I did some more thinking about this. I agree that with the current way vars work (all the autodiff is embedded in scalar elements) the full Jacobian across the ODE system is required.

The way the adjoint sensitivity analysis works – it doesn’t just chain (for lack of better word) each output vari one at a time. It takes the adjoints attached to all the outputs and simultaneously integrates back and computes the contributions to the adjoints at its inputs in one go. What doesn’t conceptually work here with the scalar autodiff variables is that there might be no guarantee that all the adjoints at the output of the ODE solver are ready to be integrated back, and doing each of them individually is probably not any more efficient than the forward sensitivity analysis.

However, I think the way the Math library uses a stack and because all the varis created in the ODE solver get dumped on the stack at the same time, this condition is satisfied. It’s my understanding the library assumes that by the time it gets to a point in the stack, all of the things attached at the output have already been processed. Because all the ODE varis go on at the same place in the stack relative to everything else, when any single chain gets called, all the chains are ready to get called.

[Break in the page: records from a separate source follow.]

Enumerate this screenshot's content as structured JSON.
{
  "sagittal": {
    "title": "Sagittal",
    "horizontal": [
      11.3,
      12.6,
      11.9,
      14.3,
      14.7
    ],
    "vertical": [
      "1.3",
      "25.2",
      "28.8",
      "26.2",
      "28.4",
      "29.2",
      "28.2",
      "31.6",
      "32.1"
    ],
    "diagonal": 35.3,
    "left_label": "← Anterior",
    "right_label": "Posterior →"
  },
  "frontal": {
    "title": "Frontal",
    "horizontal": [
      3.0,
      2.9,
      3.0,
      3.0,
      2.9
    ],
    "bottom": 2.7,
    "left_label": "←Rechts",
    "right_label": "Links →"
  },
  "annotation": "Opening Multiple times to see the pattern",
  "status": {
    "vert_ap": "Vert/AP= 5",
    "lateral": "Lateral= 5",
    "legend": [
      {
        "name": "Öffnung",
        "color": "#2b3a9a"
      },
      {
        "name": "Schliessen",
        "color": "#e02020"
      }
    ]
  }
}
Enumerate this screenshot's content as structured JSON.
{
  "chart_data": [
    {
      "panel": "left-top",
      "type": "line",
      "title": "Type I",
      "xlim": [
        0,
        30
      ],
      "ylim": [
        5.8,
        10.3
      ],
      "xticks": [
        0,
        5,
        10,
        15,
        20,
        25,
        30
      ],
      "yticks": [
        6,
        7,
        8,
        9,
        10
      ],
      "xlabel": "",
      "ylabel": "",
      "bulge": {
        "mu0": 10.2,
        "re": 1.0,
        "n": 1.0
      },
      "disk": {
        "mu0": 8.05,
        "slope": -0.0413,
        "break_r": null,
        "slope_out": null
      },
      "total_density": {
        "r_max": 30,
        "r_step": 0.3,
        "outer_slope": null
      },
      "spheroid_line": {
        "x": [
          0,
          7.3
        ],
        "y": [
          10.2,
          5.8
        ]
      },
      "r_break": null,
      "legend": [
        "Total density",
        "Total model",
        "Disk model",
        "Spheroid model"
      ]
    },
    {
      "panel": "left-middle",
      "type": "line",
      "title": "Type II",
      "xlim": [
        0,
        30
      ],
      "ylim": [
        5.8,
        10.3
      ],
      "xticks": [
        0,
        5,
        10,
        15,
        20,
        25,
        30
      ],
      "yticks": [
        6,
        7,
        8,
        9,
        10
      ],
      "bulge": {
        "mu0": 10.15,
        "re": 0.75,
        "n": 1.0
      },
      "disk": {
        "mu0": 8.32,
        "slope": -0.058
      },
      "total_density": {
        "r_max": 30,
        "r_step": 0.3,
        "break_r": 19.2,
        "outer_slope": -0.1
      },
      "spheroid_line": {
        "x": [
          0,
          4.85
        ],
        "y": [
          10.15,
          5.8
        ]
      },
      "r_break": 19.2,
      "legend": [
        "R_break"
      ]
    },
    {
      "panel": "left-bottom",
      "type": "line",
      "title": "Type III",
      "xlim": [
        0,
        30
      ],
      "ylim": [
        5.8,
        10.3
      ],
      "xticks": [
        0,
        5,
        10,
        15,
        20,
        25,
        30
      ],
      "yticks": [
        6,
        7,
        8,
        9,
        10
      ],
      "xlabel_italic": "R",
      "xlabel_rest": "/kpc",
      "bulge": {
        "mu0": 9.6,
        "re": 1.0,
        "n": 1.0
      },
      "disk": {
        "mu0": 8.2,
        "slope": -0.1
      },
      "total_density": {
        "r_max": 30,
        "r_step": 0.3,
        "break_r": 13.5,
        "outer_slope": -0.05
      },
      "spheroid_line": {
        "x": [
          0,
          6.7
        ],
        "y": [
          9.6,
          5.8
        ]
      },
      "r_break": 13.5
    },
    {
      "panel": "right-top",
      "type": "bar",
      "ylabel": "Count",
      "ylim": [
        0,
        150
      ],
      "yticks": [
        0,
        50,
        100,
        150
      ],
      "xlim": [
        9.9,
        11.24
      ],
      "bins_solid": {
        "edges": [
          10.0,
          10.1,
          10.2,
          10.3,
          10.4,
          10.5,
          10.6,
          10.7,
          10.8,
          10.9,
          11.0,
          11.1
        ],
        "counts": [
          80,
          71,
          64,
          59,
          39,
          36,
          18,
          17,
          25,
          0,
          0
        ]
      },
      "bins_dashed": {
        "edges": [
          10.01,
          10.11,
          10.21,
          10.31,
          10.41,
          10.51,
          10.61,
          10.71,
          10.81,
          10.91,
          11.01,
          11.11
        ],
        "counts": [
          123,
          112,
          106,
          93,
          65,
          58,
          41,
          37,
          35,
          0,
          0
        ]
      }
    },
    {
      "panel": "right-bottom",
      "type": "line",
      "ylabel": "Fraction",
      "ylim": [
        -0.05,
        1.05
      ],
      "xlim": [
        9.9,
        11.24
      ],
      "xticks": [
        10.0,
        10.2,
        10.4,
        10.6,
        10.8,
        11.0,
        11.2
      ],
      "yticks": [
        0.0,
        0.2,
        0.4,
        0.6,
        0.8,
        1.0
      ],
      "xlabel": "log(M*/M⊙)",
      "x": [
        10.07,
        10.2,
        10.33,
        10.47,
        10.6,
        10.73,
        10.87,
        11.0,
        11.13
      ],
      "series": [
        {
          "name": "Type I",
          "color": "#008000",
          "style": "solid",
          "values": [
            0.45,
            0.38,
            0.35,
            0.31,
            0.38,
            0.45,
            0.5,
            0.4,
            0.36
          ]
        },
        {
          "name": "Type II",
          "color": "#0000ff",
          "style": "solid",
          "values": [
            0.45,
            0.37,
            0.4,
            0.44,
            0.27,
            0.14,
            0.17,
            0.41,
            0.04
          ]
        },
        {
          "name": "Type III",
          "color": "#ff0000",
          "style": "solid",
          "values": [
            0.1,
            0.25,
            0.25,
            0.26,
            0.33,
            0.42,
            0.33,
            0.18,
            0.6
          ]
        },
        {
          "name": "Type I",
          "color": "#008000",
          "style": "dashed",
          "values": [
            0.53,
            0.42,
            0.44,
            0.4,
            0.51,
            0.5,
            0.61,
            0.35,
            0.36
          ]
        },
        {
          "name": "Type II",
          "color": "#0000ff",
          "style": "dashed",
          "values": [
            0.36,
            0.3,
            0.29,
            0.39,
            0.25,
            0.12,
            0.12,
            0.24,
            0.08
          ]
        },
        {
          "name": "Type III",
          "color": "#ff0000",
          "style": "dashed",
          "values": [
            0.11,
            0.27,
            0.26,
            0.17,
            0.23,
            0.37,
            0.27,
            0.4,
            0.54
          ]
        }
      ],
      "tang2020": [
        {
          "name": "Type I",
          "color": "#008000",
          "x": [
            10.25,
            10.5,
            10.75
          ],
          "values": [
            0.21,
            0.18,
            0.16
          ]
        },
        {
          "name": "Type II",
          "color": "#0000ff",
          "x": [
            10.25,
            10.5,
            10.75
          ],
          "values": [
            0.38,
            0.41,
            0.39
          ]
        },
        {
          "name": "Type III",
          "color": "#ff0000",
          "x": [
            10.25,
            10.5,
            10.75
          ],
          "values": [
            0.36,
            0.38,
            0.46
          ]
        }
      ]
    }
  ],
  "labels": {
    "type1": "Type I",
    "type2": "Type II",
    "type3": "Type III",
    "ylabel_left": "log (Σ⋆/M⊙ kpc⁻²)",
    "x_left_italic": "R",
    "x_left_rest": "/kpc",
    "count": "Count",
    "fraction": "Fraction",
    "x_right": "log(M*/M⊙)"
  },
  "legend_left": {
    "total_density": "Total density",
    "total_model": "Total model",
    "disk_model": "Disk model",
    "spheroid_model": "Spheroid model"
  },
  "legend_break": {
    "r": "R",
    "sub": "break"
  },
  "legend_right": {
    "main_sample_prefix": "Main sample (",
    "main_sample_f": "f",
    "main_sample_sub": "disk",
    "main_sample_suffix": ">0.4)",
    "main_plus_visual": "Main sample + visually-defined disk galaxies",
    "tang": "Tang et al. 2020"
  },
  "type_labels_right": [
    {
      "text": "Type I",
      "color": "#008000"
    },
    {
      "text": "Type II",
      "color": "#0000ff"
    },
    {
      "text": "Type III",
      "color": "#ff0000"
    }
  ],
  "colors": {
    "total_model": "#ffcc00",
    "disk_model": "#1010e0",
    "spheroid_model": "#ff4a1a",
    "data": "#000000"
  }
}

So couldn’t each of the little varis (each corresponding to one output from the ODE) initiate the chaining for everything? The trick there is to just design the varis in a way that only the first one called has any effect.

I coded this up here: https://github.com/bbbales2/adjoint/blob/master/stan_test.cpp

It’s just a linear 2D ODE that runs around in a circle (I tested a non-linear 1D adjoint as well outside this for what it’s worth). If we call the ode `y' = f`

, I hard coded the necessary Jacobians of `f`

. The output is ten evenly spaced samples of the first state. There is one parameter (that is the angular frequency squared). I just used forward Euler and did the integrator myself to keep the code simple looking.

The Melicher paper @betanalpha found was useful. I also liked this one (esp. for the clarity of eq. 2.4): http://www.mcs.anl.gov/~hongzh/papers/SISC_FATODE_final.pdf .

There’s the detail that we’re taking output at many different time points of the ODE. This still only requires one backwards ODE solve (though Melicher points out it’s a little finicky). If you look at how I did the reverse integration you might find the lines:

```
if((i + 1) % (N / P) == 0) {
l[0] += neighbors[p]->adj_;
p -= 1;
}
```

a little weird. What is happening there is that as we integrate back in time, as we pass outputs we absorb their adjoints into the bigger ode adjoint solve.

This is how the Melicher paper describes the backwards integration, though they may have implemented it a little differently. It’s a little weird to think about and resolve with the adjoint equations as they are given in 2.4 of the Zhang paper, but just think about doing a long ODE solve with many intermittent outputs as doing a sequence of small ODE solves where you extract the output in intermediate steps and reinitialized a new ODE solver before moving on. Then think about solving the big adjoint problem as solving a bunch of smaller adjoint problems in reverse (where you set the initial conditions of each little adjoint ODE problem as the sum of the contributions from calculations on its output as well as the contributions from any ODE solves that followed it).

Anyway I’m probably still missing something about how this could be used in Stan, but I’ve got answers to my questions so I’m happy either way :D. Figured this might be useful to someone looking around the forums either way.